For an engine to drive a fan it takes 40 horsepower. That's what a horton fan is designed to help, improving power and fuel economy. It allows the fan only to be on when needed. The Horton fan system consists of Fan, solenoid, a small little filter and the air tank.
The air is supplied to the fan from the air tank, through the filter to the solenoid. The solenoid controls whether the fan gets air supply or not. The solenoid is controlled by the ECU. The ECU gets inputs from the coolant temp sensor and the manual fan override switch. The air conditioner also affects whether the fan is on or not. The horton fan in principle is quite basic. The fan is driven by a belt. It has the fan bolted at one end. The hub is two-piece with a clutch friction lining in between.
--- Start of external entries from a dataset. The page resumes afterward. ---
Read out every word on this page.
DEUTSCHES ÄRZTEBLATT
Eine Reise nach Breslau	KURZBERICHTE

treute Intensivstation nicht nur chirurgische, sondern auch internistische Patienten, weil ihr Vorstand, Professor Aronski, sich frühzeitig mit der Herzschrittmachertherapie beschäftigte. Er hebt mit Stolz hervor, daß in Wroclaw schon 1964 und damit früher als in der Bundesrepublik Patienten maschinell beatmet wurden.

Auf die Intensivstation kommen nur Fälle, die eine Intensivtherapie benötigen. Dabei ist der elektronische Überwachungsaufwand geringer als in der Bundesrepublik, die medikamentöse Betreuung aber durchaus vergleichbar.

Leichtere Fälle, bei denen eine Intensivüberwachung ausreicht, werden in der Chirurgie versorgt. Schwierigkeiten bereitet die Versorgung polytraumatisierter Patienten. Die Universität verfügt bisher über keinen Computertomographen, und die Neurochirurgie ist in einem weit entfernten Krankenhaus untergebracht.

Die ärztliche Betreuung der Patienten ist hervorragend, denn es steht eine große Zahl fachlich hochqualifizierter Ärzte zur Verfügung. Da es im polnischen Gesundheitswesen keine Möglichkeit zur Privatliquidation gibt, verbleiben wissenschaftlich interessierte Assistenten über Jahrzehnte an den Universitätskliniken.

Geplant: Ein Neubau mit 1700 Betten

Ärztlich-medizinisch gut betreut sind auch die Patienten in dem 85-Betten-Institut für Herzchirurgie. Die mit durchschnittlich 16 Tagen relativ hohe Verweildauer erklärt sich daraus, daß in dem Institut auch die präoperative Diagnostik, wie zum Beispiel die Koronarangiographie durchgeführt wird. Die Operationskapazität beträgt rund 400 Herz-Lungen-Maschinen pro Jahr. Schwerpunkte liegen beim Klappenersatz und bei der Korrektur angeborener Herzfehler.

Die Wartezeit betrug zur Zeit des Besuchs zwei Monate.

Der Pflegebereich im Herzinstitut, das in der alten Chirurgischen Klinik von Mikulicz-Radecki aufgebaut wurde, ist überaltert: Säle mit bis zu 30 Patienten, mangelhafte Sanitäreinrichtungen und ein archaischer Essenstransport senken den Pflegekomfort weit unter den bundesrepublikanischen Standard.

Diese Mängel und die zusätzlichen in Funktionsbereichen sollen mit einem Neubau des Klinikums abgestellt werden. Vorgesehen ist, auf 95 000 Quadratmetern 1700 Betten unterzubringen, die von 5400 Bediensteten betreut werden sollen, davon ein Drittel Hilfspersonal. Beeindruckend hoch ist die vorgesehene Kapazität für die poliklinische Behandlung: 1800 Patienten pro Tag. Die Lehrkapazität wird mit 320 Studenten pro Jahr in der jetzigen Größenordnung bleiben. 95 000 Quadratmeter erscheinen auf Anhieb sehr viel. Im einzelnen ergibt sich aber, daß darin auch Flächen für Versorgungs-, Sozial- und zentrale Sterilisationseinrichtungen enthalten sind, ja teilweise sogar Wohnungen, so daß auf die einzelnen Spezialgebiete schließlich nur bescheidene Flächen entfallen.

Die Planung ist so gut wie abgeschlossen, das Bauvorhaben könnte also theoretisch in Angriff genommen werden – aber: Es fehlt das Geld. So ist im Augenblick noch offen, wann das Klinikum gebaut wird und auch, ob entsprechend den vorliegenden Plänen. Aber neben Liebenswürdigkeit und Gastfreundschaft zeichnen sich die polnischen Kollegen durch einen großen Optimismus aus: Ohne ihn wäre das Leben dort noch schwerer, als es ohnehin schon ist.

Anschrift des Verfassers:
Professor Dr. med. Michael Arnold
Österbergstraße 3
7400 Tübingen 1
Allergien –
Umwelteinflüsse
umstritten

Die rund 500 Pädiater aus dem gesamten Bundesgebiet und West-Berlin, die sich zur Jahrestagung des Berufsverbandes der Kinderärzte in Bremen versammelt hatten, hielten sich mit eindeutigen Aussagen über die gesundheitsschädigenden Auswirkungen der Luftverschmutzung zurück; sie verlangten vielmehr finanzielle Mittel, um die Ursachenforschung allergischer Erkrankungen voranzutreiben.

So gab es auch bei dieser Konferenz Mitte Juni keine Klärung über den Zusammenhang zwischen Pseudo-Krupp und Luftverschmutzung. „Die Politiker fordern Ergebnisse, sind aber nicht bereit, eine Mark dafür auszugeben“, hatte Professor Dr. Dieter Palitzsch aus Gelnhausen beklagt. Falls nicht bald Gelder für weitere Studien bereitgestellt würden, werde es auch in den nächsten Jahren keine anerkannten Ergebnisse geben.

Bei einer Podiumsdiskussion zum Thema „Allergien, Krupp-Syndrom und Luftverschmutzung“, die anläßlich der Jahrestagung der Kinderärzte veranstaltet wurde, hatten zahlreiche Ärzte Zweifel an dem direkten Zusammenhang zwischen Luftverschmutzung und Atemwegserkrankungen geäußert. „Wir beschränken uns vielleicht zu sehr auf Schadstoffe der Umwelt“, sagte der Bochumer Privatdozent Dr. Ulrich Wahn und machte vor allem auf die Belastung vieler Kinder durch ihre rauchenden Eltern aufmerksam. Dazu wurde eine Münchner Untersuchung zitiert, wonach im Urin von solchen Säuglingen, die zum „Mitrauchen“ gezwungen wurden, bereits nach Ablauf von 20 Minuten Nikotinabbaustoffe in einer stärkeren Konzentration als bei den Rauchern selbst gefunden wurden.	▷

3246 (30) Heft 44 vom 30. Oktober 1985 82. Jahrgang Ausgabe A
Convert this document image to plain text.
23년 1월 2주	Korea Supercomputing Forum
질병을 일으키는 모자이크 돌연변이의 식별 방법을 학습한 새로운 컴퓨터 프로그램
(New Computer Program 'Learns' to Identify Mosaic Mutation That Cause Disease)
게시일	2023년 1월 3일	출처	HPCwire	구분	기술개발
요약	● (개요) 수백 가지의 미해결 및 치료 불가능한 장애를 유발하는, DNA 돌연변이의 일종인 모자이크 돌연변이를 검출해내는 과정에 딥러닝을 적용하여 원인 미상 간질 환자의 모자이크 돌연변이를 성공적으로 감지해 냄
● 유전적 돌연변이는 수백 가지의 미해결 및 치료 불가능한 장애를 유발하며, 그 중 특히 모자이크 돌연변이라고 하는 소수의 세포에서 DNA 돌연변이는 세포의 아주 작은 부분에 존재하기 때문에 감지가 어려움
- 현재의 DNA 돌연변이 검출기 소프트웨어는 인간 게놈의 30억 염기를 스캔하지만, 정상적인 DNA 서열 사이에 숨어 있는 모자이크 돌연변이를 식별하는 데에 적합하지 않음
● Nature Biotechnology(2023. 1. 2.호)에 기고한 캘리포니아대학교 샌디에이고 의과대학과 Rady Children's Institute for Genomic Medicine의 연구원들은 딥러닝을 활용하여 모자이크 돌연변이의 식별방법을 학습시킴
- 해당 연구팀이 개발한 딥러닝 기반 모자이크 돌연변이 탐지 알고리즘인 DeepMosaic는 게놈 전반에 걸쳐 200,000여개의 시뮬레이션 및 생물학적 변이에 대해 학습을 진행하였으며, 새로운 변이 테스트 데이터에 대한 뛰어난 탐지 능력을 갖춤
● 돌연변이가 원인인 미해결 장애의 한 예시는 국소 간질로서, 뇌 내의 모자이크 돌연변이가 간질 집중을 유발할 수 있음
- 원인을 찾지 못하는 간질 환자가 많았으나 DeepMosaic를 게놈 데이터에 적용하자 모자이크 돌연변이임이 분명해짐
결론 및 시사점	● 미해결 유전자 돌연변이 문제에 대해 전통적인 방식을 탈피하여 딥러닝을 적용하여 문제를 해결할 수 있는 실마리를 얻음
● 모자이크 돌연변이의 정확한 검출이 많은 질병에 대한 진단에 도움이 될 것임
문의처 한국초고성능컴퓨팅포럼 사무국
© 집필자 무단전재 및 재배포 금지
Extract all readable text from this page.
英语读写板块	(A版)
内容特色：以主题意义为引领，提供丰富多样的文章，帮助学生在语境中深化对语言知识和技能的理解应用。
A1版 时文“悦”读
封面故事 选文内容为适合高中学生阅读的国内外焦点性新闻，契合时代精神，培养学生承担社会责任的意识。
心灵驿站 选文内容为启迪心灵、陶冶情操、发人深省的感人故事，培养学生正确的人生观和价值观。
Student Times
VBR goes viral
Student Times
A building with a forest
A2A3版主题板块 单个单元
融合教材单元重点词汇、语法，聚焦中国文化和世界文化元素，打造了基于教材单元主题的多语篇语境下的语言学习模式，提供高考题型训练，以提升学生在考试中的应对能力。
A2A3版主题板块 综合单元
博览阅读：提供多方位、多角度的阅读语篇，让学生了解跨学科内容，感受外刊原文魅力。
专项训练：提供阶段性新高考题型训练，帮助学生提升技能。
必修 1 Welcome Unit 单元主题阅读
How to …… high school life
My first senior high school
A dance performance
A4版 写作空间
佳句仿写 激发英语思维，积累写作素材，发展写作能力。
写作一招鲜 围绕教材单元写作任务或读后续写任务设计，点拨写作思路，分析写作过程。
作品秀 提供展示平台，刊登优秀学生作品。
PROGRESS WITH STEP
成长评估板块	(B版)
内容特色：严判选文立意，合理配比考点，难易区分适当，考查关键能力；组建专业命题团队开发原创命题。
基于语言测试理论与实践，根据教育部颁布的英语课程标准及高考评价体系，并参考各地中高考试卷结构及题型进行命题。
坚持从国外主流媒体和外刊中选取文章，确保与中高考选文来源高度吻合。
It works by air pressure acting internally on a diaphragm closing the gap so the friction material contacts and drives the fan.
There's two different types of horton fans one that has the fan locked in with no air pressure to it and one that has the fan locked in with air pressure supplied. In the event of an internal failure you can get a lock-up bolt to manually lock the hub's together so that the fan is constantly engaged. A leaking air line will cause your Horton friction lining to wear out sooner than it should. Because it doesn't have the full pressure it's not fully applied, so it slips and that's why it wears. So it's a good idea to spray this line with soapy water and make sure it's not leaking. Another thing to check, obviously when the engines not running and the keys are not in the ignition, so that it wont cut your hand off. But get in there and see if there's any play up and down in the hub. There's a bearing inside the hub and if this wears out it will develop play. You shouldn't be able to feel any movement.